B. İstinaf Sebepleri
Davacı kadın vekili istinaf dilekçesinde özetle; davanın kabulü gerekirken reddinin usul ve kanuna aykırı olduğunu belirterek hükmün tamamı yönünden istinaf yoluna başvurmuştur.
C. Gerekçe ve Sonuç
Bölge Adliye Mahkemesinin yukarıdaki başlıkta tarih ve sayısı belirtilen kararı ile; İlk Derece Mahkemesi kararında esas ve usulden bir hata bulunmadığı gerekçesiyle davacının istinaf başvurusunun esastan reddine karar verilmiştir.
V. TEMYİZ
A. Temyiz Yoluna Başvuranlar
Bölge Adliye Mahkemesinin yukarıda belirtilen kararına karşı süresi içinde davacı kadın vekili temyiz isteminde bulunmuştur.
B. Temyiz Sebepleri
Davacı kadın vekili temyiz dilekçesinde özetle; davanın reddi yönünden kararın bozulmasına karar verilmesini talep etmiştir.
C. Gerekçe
1. Uyuşmazlık ve Hukuki Nitelendirme
Uyuşmazlık, kadının kişisel eşya alacağı davasını ispatlayıp ispatlayamadığı davanın kabulü şartlarının oluşup oluşmadığı noktasında toplanmaktadır.
2. İlgili Hukuk
6100 sayılı Kanun'un 190 ıncı maddesi, 369 uncu maddesinin birinci fıkrası ile 370 ve 371 inci maddeleri. 4721 sayılı Türk Medeni Kanunu’nun 6 ncı maddesi, 220 nci, 222 nci, 226 ncı maddeleri.
3. Değerlendirme
1.Bölge Adliye Mahkemelerinin nihai kararlarının bozulması 6100 sayılı Kanun'un 371 inci maddesinde yer alan sebeplerden birinin varlığı hâlinde mümkündür.

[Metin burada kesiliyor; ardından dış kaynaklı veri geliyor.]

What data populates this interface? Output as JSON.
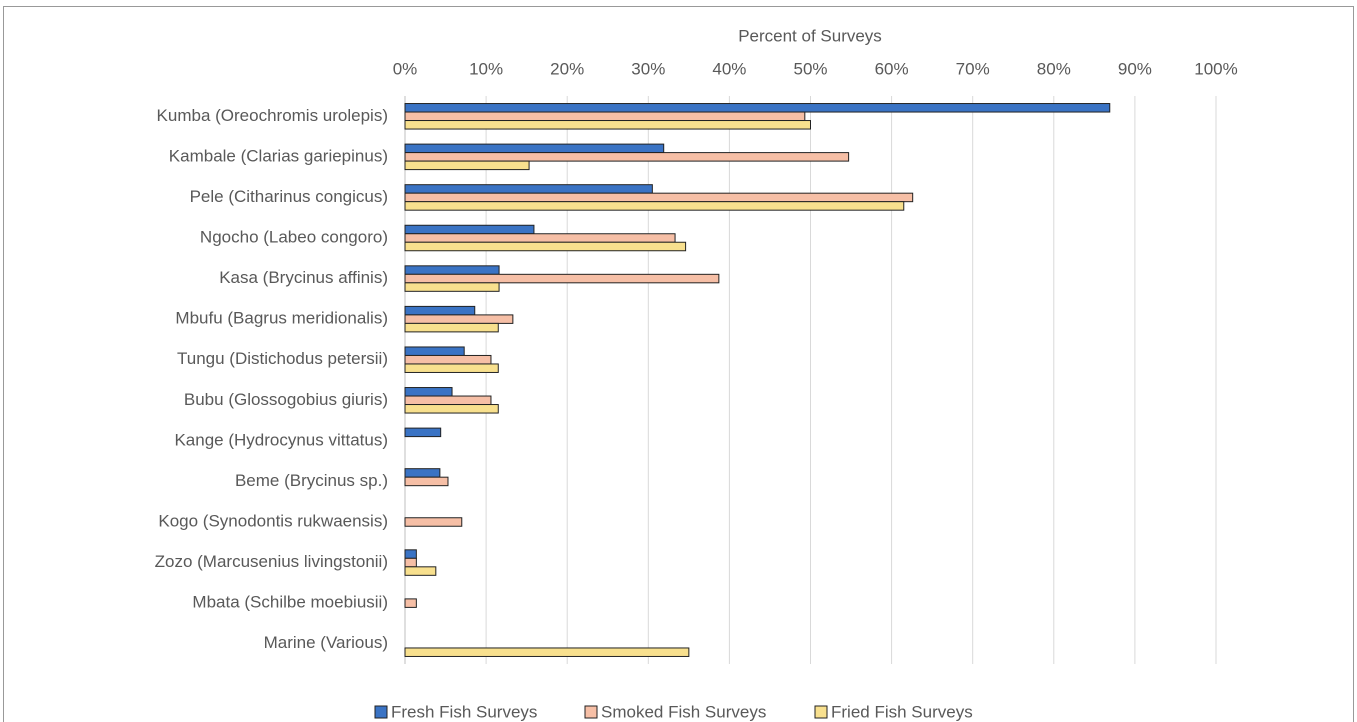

2.Temyizen incelenen karar, tarafların karşılıklı iddia ve savunmalarına, dayandıkları belgelere, uyuşmazlığa uygulanması gereken hukuk kuralları ile hukuki ilişkinin nitelendirilmesine, dava şartlarına, yargılama ve ispat kuralları ile kararda belirtilen gerekçelere göre usul ve kanuna uygun olup davacı kadın vekili tarafından temyiz dilekçesinde ileri sürülen nedenler kararın bozulmasını gerektirecek nitelikte görülmemiştir.
VI. KARAR
Açıklanan sebeplerle;
Temyiz olunan Bölge Adliye Mahkemesi kararının 6100 sayılı Kanun'un 370 inci maddesinin birinci fıkrası uyarınca ONANMASINA,
Duruşma için takdir olunan 17.100.00 TL. vekâlet ücretinin davacıdan alınıp davalıya verilmesine,
Aşağıda yazılı temyiz giderinin temyiz edene yükletilmesine,
Dosyanın İlk Derece Mahkemesine, kararın bir örneğinin Bölge Adliye Mahkemesine gönderilmesine,
17.09.2024 tarihinde oy birliğiyle karar verildi.